A partir de là on peut imaginer deux tendances. Une hyperréaliste, qui essaye de reconstituer quelque chose fonctionnant exactement comme le monde, et qui le mime dans sa totalité (perceptive illusionniste avec des objectifs d'équivalence). L'autre optique étant une approche symbolique créant un monde complexe qui ne ressemble pas forcément au nôtre. Un monde pour lequel l'ensemble des règles et des principes de fonctionnement à été défini afin de rendre la relation entre ce monde et le spectateur signifiante. Ce que va vivre le spectateur-visiteur dans ce monde sera une expérience riche de sens. A partir de là, il y a un travail d'écriture et non pas simplement une performance technique.

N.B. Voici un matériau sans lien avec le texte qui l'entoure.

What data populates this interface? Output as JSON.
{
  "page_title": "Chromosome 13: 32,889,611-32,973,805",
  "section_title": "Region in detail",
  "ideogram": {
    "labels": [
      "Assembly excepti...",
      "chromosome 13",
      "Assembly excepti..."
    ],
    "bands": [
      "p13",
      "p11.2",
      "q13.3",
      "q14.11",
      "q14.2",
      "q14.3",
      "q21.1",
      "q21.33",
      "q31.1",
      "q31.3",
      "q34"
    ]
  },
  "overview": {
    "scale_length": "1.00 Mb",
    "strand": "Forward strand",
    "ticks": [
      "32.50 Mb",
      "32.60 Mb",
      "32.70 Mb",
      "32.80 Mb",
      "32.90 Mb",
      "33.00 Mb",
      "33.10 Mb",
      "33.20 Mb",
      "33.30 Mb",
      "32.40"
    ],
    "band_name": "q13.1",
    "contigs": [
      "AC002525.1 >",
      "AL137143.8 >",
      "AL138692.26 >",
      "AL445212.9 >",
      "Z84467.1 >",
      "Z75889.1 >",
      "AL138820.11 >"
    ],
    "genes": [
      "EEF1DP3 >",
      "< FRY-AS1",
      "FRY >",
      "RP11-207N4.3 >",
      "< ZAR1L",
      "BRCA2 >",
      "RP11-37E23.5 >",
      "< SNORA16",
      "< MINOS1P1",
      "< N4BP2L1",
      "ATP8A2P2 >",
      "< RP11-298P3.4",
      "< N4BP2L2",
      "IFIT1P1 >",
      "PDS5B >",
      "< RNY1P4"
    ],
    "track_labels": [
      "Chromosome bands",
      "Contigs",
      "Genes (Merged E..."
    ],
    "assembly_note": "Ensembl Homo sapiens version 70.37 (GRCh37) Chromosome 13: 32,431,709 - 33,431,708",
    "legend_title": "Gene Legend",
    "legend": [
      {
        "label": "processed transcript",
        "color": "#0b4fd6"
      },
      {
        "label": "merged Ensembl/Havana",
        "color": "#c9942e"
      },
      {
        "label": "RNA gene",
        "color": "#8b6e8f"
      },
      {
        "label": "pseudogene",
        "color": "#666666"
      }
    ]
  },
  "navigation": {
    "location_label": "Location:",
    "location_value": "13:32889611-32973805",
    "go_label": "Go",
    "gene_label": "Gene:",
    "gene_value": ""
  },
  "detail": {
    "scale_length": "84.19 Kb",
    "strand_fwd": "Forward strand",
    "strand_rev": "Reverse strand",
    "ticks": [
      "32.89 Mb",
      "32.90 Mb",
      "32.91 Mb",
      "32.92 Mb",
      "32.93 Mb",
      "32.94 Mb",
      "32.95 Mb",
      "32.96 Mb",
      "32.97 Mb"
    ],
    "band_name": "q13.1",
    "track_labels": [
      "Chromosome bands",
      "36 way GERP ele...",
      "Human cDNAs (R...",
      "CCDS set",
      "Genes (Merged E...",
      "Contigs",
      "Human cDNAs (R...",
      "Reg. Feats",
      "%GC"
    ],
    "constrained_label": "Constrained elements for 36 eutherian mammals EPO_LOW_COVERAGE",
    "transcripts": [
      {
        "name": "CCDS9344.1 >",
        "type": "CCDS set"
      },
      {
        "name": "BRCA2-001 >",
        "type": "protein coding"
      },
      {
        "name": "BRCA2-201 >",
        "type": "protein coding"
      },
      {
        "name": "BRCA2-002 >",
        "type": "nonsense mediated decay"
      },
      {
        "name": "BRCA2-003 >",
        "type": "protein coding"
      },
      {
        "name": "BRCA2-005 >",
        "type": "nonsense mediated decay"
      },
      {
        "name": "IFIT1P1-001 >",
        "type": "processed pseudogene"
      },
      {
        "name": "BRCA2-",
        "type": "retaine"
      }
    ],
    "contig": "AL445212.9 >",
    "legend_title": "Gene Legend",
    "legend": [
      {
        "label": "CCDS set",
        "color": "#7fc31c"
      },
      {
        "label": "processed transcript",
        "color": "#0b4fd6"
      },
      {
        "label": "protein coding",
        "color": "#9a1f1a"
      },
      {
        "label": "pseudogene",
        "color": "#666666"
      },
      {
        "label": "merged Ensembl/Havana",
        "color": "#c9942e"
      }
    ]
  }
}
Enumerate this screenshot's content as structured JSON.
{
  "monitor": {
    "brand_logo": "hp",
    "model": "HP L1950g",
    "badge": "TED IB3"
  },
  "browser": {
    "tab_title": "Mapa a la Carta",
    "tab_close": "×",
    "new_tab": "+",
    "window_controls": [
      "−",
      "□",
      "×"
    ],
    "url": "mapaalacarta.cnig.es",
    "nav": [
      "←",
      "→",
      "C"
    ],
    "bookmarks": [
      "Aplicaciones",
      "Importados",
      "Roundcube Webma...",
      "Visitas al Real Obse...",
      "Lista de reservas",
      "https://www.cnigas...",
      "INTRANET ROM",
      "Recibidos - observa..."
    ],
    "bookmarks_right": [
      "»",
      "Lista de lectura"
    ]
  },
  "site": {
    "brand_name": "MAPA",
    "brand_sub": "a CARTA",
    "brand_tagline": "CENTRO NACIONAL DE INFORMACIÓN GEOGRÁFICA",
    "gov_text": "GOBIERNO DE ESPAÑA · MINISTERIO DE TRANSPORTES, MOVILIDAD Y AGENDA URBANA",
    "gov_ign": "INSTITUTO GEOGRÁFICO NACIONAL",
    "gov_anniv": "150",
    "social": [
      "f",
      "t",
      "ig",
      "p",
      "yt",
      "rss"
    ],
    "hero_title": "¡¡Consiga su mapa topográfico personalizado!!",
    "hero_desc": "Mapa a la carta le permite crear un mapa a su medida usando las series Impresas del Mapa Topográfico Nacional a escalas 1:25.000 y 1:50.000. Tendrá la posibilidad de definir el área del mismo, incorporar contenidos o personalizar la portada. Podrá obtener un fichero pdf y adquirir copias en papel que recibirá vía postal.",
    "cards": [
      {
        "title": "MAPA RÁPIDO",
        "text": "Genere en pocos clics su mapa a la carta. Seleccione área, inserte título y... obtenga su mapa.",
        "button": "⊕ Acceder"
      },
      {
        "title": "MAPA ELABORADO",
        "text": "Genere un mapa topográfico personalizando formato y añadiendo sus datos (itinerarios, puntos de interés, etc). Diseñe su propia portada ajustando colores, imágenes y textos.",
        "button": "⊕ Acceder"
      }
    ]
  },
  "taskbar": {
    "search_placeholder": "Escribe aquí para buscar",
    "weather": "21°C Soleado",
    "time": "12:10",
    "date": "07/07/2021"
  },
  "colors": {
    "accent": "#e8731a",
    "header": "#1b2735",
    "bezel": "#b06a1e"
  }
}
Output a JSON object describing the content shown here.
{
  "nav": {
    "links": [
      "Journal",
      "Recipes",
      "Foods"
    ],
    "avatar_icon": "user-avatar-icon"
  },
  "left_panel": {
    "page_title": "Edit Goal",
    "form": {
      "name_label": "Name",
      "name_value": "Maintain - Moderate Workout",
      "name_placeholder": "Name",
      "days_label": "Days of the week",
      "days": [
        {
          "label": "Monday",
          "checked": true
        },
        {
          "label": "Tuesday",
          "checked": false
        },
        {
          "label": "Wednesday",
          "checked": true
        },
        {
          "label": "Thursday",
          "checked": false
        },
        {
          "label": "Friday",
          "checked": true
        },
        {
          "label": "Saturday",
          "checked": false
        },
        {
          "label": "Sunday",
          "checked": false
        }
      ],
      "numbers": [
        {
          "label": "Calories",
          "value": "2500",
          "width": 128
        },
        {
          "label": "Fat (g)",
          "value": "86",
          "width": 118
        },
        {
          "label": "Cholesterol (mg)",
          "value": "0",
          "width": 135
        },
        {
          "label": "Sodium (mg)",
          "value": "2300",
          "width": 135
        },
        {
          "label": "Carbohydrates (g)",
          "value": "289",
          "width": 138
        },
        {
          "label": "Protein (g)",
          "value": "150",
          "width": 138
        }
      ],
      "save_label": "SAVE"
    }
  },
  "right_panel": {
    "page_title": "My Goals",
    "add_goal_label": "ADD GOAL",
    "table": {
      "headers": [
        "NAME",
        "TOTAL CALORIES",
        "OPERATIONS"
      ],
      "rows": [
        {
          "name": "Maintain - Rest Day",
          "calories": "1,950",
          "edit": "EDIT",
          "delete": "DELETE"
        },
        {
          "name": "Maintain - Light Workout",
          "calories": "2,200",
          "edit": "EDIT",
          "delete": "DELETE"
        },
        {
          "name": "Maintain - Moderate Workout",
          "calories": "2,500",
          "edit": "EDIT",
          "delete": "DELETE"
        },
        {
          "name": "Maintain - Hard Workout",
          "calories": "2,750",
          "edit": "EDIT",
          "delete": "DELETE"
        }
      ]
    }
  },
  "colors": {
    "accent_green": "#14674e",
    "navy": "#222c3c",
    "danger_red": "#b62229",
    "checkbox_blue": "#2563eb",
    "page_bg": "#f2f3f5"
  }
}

Si je mets dans ce monde un être qui puisse réagir de façon complexe à la présence du visiteur, plus son degré d'autonomie comportementale sera élevé, plus il se rapprochera de ce que l'on appelle "l'intelligence artificielle".
L'être qui habite le ciel dans
le Diable est-il courbe ?
Je crois que le rêve nous fait connaître déjà un grand nombre d'expériences qui évoquent intérieurement l'ensemble des sens.
On voit bien la difficulté qu'il y a à produire matériellement des expériences nouvelles, que ce soit de l'odeur, de la matière : quant on a un certain âge, on a connu déjà énormément de choses. La réalité virtuelle nous apportera-t-elle des sensations nouvelles ? Je n'en ai pas fait l'expérience, elle fonctionne plutôt comme de la simulation, par analogies avec notre propre vécu.
Il ne sera possible de créer des sensations nouvelles et fortes que si on arrive à faire émerger un choc, une révélation, semblable à celle que l'on rencontre quand on fait l'amour pour la première fois. Dans ce cas-là on pourra dire qu'une technique de représentation apporte une expérience nouvelle dans l'ordre des sens avec une ampleur qualitative significative.
Après
le Tunnel sous l'Atlantique
je vais continuer dans cette idée que rien n'est définitivement écrit. On sera dans un monde en perpétuelle mutation. Mais ces mutations ne seront pas totalement aléatoires et arbitraires, elles découleront constamment d'un visiteur qui les constatera et les induira.
L'interaction la plus forte c'est le dialogue, situation entre deux individus en présence, relation dans laquelle passe un grand nombre de messages qui ne sont pas forcément décidés par chacun des locuteurs.